Ezber edilmiş gülüşler, dudak bükmeler, burun çekmeler, ince tebessümler, sağlıklı gülüşlere eşlik eden inci dişler, çene çukuru, yanaktaki gamzeler, yüze serpilmiş dane dane benler... Hiçbiri yok artık.
Çünkü bu maskeden tek görebildiğimiz bir çift göz. Maskedeki gözler şimdi yukarıda saydığım ne varsa hepsini karşılamak, hepsini bir bakışa sığdırmak, hepsini anlamlı şekilde bakan diğer bir çift göze aksetmek zorundalar. Birkaç ezber edilmiş mimik hareketiyle ifadelerini yerli yersiz kendi inisiyatifinde yansıtan samimiyetsiz tavırların da çöp olduğunu söylemeliyim. Artık bir suratın tek bir odak noktası var, o da göz. Maskedeki göz. Hal böyle olunca gel de o bir çift gözle diğerlerinin yardımı olmadan oyun oyna.
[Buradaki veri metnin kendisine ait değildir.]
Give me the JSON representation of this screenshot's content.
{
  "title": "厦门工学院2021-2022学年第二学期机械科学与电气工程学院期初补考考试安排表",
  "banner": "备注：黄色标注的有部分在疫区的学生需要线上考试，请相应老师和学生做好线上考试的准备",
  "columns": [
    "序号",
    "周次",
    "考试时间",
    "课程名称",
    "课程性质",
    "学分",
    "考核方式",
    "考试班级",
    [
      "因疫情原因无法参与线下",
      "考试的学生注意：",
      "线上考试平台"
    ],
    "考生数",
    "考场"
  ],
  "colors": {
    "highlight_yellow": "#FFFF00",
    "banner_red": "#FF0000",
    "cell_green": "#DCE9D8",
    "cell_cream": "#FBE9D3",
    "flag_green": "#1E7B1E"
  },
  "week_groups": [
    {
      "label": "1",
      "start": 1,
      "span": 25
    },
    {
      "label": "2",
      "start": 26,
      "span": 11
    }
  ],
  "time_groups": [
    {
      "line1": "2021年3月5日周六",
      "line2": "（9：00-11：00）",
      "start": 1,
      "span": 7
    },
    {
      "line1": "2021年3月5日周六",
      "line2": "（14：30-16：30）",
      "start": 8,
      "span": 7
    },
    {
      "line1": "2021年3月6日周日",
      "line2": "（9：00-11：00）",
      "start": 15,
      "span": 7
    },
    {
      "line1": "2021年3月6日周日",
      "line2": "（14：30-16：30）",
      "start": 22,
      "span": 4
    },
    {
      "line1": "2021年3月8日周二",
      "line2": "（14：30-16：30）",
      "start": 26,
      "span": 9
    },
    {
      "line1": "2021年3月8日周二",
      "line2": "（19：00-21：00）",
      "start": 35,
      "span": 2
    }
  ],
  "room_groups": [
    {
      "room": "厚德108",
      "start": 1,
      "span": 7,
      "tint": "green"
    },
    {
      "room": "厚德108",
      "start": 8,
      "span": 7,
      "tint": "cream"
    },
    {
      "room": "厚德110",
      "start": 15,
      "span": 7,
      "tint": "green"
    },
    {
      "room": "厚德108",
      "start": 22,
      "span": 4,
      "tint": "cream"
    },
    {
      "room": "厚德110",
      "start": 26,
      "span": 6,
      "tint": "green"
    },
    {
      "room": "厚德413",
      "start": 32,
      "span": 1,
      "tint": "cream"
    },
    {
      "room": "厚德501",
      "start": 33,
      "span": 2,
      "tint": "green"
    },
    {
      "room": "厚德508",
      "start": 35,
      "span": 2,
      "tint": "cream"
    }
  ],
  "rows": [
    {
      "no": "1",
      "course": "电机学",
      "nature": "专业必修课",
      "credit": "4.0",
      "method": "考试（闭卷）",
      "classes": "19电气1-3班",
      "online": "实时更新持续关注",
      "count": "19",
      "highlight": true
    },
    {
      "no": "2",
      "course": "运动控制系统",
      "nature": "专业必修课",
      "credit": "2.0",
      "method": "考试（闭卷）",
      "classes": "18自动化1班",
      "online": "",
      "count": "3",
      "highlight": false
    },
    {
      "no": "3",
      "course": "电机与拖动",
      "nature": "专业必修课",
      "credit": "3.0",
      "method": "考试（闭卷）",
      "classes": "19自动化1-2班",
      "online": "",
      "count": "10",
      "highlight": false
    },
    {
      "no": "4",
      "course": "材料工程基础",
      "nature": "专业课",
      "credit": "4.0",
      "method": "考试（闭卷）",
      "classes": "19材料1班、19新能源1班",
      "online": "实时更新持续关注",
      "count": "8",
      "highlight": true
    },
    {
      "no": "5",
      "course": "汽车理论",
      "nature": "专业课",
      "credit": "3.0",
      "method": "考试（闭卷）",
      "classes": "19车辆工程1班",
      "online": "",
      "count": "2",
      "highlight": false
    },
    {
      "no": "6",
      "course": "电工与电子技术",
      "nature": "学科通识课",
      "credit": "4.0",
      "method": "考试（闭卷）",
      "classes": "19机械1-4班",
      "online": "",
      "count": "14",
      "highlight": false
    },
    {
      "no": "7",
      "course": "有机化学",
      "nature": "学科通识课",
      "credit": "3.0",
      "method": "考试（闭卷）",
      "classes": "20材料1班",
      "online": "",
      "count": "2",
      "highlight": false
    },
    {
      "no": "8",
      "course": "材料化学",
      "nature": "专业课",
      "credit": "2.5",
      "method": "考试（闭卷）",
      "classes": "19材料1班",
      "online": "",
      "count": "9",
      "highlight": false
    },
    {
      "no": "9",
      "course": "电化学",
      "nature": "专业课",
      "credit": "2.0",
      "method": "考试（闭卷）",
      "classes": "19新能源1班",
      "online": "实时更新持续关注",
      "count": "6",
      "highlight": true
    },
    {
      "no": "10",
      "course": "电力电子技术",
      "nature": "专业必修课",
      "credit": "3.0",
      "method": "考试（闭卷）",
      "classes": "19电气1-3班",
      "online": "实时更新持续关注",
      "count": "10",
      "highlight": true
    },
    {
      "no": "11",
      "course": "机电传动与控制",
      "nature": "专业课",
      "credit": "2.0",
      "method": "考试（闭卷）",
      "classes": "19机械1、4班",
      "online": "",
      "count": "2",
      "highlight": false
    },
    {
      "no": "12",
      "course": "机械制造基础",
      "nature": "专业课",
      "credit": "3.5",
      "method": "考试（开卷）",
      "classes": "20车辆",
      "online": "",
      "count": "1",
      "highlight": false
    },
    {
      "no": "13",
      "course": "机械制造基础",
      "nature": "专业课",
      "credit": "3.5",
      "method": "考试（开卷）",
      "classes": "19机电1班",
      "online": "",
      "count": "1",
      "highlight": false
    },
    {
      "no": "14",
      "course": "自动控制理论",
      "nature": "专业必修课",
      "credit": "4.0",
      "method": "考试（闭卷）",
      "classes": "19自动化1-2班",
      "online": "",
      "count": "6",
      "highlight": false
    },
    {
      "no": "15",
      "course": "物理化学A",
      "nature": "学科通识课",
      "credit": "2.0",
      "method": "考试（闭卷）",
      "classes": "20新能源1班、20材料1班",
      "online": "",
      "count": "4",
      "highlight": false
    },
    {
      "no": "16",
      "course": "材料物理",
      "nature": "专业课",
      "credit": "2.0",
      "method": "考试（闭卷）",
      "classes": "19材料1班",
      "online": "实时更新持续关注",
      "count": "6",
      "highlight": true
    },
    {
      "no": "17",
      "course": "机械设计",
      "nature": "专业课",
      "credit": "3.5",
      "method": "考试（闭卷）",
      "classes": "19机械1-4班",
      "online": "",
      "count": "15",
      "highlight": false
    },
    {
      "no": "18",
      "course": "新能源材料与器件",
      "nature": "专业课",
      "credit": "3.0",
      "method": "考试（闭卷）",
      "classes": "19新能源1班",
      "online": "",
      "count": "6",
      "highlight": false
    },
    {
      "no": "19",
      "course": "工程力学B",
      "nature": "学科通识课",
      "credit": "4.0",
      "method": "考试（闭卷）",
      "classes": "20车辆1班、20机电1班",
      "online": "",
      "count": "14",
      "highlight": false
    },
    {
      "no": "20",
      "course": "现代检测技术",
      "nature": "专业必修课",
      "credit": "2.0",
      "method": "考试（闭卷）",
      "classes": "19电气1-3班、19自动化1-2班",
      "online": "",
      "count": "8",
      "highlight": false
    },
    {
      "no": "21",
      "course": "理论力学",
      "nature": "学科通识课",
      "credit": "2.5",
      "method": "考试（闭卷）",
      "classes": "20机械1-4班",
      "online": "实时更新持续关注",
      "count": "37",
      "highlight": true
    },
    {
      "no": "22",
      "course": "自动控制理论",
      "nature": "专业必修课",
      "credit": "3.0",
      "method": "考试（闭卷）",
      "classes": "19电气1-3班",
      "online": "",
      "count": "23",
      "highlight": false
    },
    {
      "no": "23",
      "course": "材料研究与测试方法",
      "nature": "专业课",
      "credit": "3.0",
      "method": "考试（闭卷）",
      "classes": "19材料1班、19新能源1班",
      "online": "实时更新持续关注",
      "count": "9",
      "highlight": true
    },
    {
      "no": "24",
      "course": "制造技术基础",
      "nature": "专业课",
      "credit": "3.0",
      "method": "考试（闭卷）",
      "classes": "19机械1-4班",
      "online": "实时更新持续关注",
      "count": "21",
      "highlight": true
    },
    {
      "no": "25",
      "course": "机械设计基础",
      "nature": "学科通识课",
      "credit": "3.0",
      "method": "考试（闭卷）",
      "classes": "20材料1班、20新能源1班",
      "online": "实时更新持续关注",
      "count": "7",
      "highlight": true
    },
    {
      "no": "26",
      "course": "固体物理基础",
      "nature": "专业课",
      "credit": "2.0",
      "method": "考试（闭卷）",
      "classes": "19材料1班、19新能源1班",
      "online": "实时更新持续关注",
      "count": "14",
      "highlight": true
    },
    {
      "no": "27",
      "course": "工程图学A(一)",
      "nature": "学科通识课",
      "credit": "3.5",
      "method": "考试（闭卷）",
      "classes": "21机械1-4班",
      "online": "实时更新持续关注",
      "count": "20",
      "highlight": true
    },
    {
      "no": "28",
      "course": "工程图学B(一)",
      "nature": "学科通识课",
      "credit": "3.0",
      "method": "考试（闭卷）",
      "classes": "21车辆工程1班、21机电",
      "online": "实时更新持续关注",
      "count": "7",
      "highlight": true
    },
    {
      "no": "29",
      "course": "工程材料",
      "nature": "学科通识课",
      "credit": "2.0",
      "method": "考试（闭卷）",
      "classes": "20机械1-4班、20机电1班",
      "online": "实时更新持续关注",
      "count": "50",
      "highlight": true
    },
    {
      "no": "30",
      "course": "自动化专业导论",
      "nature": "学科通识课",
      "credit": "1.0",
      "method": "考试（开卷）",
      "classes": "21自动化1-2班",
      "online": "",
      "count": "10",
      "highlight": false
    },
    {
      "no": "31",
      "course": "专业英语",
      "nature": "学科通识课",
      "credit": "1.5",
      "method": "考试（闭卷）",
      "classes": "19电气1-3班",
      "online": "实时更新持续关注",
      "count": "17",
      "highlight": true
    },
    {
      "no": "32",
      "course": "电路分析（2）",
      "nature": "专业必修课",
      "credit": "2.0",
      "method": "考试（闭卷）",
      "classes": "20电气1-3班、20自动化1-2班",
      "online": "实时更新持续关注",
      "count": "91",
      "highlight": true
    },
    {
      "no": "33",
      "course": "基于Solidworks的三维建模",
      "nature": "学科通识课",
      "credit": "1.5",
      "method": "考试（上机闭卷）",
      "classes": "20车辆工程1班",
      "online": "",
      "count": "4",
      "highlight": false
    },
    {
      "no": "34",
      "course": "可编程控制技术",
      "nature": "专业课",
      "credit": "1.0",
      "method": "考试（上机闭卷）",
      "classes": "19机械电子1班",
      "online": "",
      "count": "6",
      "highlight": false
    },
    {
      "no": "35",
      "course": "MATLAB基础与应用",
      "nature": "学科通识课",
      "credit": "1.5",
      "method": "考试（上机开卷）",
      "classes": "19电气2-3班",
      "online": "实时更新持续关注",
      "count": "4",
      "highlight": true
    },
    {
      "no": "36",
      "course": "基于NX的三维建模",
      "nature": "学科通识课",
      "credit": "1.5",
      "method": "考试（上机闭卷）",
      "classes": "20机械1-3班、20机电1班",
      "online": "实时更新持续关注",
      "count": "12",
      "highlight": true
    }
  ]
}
Olacak iş değil.
İnsanlar birbirlerini anlamak için boğuk seslerine eşlik eden gözlere bakıyorlar. O gözlere öyle bir iş düşüyor ki sormayın. Sevinç, üzüntü, sitem, yanılgı, yalan, riya, kin, sevgi, özlem, sarılma, dokunma, duyma… Aklınıza gelendiğer duygu aktarımlarının hepsini tek tek sıralayabiliriz. İşte bütün bunları gösterebileceğiniz ya da görebileceğiniz tek yer maskedeki gözler.
O gözlere iyi bakın, yalansız, riyasız nasıl da samimiler. Sizi sevmiyorlarsa da ortada, çok seviyorlarsa da. Kandırmaca yok. Size güveniyorlarsa da orta da, güvensiz bakıyorlarsa da. Dikkatinizi vereceğiniz, birbirinizi anlamak için iletişim kurabileceğiniz tek odak artık maskedeki göz.
Gözlerinize iyi bakın, onları sevin. Onların var olma sebebinin sadece dünyayı görmek değil, insanın özünü de dünyaya açmak olduğunu fark edin. Kalbin pencereleridir gözler. Ve o pencerelerdeki perdelerin kalktığını ve artık yüzün geri kalanını örttüğünü, dolayısıyla pencerelerinizinaçık olduğunu gözden kaçırmayın.
Sevgiden söz eden, merhametle dokunan, hiçlikle duyan gözler dilerim.
Unutmayın, bu ara bütün öz, maskedeki göz.